Journaux de logs, adresses IP, fichiers... L'analyse d'un grand volume de données pour identifier un comportement anormal ou un schéma de fraude est, de fait, désormais dévolue à l'IA. Un apport qui se limite avant tout à la détection. "L'IA sert de premier rideau", complète Claire Loffler. "Bien sûr, l'objectif n'est pas de remplacer les humains mais de les décharger des tâches chronophages et fastidieuses". Au regard des volumes croissants de données à parcourir, un traitement par l'humain devient illusoire. Le facteur temps joue aussi car si les criminels utilisent l'IA il faut être d'autant plus réactif côté défense. Enfin, cette assistance de l'IA est également un moyen pour pallier la pénurie de compétences en cybersécurité sur le marché de l'emploi.

"Il y aura toujours besoin de spécialistes pour administrer les solutions, gérer la levée de doutes et transformer une alerte en incident", tempère Benoît Grunemwald. "En cas d'incident de sécurité avéré, l'arrêt d'une chaîne de production dans une usine, aux conséquences potentiellement très lourdes, relève forcément d'une décision humaine."

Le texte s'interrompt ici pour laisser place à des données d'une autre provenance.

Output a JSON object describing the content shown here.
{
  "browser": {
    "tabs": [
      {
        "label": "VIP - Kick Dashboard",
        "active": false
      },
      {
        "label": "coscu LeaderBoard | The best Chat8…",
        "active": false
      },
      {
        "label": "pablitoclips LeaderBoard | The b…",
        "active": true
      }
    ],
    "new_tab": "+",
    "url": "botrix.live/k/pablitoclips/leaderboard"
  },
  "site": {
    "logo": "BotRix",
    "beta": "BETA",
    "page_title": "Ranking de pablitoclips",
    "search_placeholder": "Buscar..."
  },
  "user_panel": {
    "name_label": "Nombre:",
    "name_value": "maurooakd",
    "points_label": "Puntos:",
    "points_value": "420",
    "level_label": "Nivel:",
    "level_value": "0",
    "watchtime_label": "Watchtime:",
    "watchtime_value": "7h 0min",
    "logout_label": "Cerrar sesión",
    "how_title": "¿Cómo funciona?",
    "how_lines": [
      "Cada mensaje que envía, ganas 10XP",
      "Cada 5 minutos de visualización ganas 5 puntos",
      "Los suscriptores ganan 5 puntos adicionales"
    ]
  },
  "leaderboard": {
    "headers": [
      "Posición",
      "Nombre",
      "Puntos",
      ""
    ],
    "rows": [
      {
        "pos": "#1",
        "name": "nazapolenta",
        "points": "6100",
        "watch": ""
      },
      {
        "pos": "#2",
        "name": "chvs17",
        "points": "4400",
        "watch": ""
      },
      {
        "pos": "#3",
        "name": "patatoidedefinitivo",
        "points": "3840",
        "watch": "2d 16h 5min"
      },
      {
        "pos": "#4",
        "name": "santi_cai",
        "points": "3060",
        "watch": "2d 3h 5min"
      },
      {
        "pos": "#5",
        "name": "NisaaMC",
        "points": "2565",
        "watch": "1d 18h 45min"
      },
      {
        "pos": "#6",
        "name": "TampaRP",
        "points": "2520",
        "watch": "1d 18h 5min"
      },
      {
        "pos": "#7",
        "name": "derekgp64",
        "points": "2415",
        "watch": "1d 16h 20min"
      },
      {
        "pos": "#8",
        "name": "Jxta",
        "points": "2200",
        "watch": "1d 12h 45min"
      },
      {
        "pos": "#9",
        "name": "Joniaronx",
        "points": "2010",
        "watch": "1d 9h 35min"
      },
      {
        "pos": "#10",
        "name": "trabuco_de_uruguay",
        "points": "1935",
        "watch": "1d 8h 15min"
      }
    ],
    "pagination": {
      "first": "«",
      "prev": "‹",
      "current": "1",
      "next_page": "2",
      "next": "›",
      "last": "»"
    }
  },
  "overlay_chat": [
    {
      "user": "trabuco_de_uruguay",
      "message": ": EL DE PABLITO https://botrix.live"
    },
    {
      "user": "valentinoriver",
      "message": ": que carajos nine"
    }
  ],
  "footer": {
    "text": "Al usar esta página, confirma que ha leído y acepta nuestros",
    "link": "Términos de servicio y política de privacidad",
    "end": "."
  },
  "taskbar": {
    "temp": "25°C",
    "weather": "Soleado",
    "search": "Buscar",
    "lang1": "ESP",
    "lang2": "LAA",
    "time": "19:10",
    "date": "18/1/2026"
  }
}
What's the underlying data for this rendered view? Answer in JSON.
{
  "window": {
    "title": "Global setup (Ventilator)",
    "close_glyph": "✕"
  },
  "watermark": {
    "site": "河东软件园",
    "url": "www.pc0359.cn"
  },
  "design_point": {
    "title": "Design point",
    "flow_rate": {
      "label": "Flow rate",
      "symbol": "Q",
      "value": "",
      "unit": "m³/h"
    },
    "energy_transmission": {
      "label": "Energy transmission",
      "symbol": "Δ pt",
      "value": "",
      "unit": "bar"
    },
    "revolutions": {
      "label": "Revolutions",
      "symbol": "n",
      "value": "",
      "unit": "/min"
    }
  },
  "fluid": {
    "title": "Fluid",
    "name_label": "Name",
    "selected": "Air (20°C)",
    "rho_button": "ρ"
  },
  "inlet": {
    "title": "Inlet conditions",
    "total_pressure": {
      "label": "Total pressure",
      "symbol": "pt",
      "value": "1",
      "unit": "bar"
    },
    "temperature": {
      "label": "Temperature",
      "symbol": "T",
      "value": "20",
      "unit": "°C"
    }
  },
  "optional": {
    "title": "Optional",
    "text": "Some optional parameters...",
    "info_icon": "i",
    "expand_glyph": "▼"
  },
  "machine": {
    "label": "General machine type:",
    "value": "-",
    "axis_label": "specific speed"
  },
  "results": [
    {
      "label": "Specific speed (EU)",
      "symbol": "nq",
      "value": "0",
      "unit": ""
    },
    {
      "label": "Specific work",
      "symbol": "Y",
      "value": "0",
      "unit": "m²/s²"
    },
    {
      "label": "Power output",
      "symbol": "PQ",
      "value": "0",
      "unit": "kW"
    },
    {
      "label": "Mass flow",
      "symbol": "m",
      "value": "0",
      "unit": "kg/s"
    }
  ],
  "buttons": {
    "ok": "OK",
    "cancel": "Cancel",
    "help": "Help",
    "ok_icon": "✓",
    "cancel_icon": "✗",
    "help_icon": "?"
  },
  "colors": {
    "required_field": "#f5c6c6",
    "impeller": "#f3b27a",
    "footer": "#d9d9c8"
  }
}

IA offensive vs IA défensive

Au-delà de la détection des menaces, l'IA permet, selon Loïc Guézo, de déterminer les profils à risques, ce qu'il appelle les top cliqueurs. "Du fait de leur personnalité ou de leur activité professionnelle, ils vont plus facilement cliquer sur un lien vérolé ou ouvrir une pièce jointe malicieuse", argue-t-il. Un environnement étanche permettra d'isoler ces cibles du reste du système d'information.

Dans ce jeu du chat et de la souris, une compétition s'est engagée entre pirates et experts en cybersécurité. Jusqu'à se neutraliser ? Via son programme Guaranteeing AI Robustness against Deception (Gard), la Darpa, l'agence américaine pour les projets de recherche avancée dans la défense, tente d'arriver à une sorte de système immunitaire en confrontant IA offensive et défensive.